Nos adhérents ont des profils très variés, de 11 à 70 ans, plus d’hommes que de femmes, mais une tendance qui s’équilibre. Peu de métissage culturel encore. On peut lister de façon non exhaustive les profils des adhérents de PiNG : ingénieurs, étudiants, artistes, architectes, designers, curieux... Dans l’ensemble, les personnes qui viennent chez nous ont envie de changer leur façon de travailler, de trouver une nouvelle activité en relation avec leurs centres d’intérêts.
Lorsqu’on parle numérique et ville, est-ce pour vous une association naturelle et spontanée ?
Le numérique représente un ensemble de technologies omniprésentes, il est donc logique qu’elles s’immiscent également dans la vie et la construction de la cité. Leurs qualités supposées de catalyseur économique, d’activateur de la démocratie participative et d’outil Orwellien de gestion des flux urbains, situent ces technologies au centre des développements urbains actuels. C’est le nouveau sésame pour les collectivités qui y trouvent la suite logique d’un progrès technologique. De là à dire qu’elle est naturelle et spontanée, disons plutôt que cette association paraît inévitable et pragmatique : peut-on réellement passer de smart cities à smart citizen ? Qu’est-ce qu’être « smart » ? Tout seul ? Ensemble ? De nombreuses questions restent en suspens...

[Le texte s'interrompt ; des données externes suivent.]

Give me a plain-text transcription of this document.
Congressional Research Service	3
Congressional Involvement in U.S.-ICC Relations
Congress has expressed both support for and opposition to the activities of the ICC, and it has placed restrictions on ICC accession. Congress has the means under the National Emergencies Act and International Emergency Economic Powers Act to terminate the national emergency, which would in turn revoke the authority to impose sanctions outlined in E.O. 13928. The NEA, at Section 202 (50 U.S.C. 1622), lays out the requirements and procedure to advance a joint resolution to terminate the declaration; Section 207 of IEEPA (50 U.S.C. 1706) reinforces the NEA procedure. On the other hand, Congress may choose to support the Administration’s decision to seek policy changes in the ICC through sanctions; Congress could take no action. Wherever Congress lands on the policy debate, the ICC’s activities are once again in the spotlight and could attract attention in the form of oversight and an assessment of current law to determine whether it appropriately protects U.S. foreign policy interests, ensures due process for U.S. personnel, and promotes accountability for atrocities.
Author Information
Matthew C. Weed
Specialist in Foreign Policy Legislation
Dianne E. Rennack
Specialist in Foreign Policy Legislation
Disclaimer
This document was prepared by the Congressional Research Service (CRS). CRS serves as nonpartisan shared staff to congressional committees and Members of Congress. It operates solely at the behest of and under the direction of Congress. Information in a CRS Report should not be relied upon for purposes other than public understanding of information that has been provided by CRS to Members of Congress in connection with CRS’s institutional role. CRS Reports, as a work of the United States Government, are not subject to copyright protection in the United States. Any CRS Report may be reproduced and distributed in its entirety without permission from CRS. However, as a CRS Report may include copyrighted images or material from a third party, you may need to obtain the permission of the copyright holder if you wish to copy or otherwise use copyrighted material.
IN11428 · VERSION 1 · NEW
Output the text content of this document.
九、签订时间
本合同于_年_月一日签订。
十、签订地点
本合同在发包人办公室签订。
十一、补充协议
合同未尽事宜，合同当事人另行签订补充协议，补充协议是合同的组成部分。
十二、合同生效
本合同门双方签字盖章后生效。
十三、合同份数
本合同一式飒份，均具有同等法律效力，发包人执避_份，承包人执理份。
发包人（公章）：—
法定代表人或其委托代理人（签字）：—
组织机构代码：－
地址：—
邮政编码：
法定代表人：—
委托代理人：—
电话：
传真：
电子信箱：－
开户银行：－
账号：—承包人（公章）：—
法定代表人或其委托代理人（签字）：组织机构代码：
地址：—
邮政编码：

Justement, vous vous intéressez autant aux usages qu’aux outils. De ce point de vue, quelles sont selon vous les grandes tendances actuelles?
Au sein de PiNG, nous tentons de prendre du recul par rapport aux effets de mode. Il ne s’agit pas tant de faire la promotion des nouvelles tendances actuelles que de constater parfois avec un léger étonnement que la majorité des personnes courent toujours après le dernier cri. Il existe à la fois une tendance que l’on perçoit comme plus frivole, celle qui consiste à acquérir les dernières nouveautés, et un mouvement de fond, plus stable et qui nous paraît plus durable, de volonté d’appropriation des technologies, qu’il s’agisse d’imprimante 3D, d’électronique, de code créatif ou de machine à coudre.
À ce propos, on parle beaucoup des makers, des fablab, de la fabrication et de la récupération d’objets. Certains voient dans les imprimantes 3D les prémisses d’une véritable révolution industrielle. Est-ce votre avis ?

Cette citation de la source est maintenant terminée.